Syrie: Poutine s'est dit prêt à prolonger la trêve d'un jour prévue jeudi en Syrie

Lors d'une rencontre à Berlin, Vladimir Poutine a affirmé à ses homologues français François Hollande et allemande Angela Merkel qu'il était favorable à une prolongation du cessez-le-feu en Syrie. La trêve prévue pour ce jeudi doit permettre l'évacuation de civils et de combattants désireux de quitter les quartiers rebelles.
20 oct. 2016, 07:10
/ Màj. le 20 oct. 2016 à 07:22
Vladimir Poutine s'est déclaré favorable à un maintien du cessez-le-feu en Syrie.

Le président russe s'est dit prêt à prolonger la trêve qui doit démarrer jeudi à Alep, en Syrie, lors d'entretiens difficiles à Berlin avec son homologue français et la chancelière allemande.

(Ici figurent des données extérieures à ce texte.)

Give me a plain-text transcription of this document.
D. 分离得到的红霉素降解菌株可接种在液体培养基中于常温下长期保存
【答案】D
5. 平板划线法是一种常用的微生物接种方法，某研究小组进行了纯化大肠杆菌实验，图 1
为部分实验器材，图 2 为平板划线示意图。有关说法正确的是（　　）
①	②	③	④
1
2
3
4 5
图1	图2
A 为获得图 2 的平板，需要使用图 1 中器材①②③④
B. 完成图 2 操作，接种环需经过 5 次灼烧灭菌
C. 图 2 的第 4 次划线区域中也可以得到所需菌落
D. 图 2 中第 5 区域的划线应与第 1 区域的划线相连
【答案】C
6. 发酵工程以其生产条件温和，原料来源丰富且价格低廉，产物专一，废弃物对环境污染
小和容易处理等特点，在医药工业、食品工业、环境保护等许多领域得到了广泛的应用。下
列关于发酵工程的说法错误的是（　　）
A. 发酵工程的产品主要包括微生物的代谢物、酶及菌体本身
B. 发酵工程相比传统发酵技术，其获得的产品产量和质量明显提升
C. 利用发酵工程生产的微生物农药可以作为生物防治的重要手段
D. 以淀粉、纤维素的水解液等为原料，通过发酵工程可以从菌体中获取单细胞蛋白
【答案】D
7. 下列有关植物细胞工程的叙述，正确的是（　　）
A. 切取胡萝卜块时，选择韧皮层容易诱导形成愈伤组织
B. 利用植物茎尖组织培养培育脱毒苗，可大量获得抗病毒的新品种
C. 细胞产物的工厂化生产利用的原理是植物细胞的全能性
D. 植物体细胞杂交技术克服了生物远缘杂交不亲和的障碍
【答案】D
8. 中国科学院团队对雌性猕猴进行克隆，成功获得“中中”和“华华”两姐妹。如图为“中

Ces derniers n'ont pas exclu des sanctions suite aux bombardements ayant ravagé la ville. "Nous avons fait part de notre intention de prolonger autant que possible, en fonction de la situation réelle sur le terrain, l'arrêt de nos frappes aériennes", a déclaré dans la nuit Vladimir Poutine, à l'issue des pourparlers dans la capitale allemande.

Il s'exprimait alors que les habitants des quartiers rebelles d'Alep se préparent à vivre jeudi une courte trêve, préparée par une pause de 24 heures des raids aériens. Selon l'armée russe, cette "pause humanitaire" doit permettre l'évacuation de civils et de combattants désirant quitter les quartiers rebelles, dans l'est d'Alep. Elle doit entrer en vigueur à 07h00 (en Suisse) et durera onze heures. L'armée syrienne a toutefois indiqué mercredi soir que cette trêve durerait trois jours, les 20, 21 et 22 octobre, et s'étendrait de 08h00 (07h00 en Suisse) à 16h00, selon l'agence officielle Sana. A Berlin, M. Poutine est resté prudent, se gardant de donner une indication de durée pour la possible extension.

Crimes de guerre

"Nous sortons de cet entretien avec l'impression qu'il peut y avoir une prolongation de la trêve, mais c'est au régime syrien et à la Russie d'en faire la preuve", a indiqué pour sa part le chef de l'Etat français François Hollande lors d'une conférence de presse conjointe avec la chancelière allemande. "Cette trêve ne peut pas être de quelques heures. Une trêve de quelques heures, cela n'a pas de sens", a-t-il ajouté, jugeant que la population d'Alep ne pouvait continuer de vivre dans des conditions "insupportables".

 

 

Ces discussions ont été plus que franches, "claires et dures", selon Mme Merkel. Le chef de l'Etat français a évoqué, lui, des échanges "directs". "Nous nous sommes dit des choses", a-t-il souligné. Il est allé jusqu'à qualifier de "crimes de guerre" les frappes russo-syriennes sur les quartiers de l'est d'Alep et à parler d'une "ville martyre", tandis que la chancelière allemande en dénonçait le caractère "inhumain". "Nous parlons là d'activités criminelles, de crimes contre des civils", a-t-elle poursuivi.

Tous deux n'ont pas exclu des sanctions à l'égard de la Russie suite aux bombardements contre les civils dans la deuxième ville syrienne. "On ne peut pas se priver de cette option", a dit Mme Merkel, à la veille d'un sommet de l'Union européenne qui va largement aborder la question des relations avec la Russie.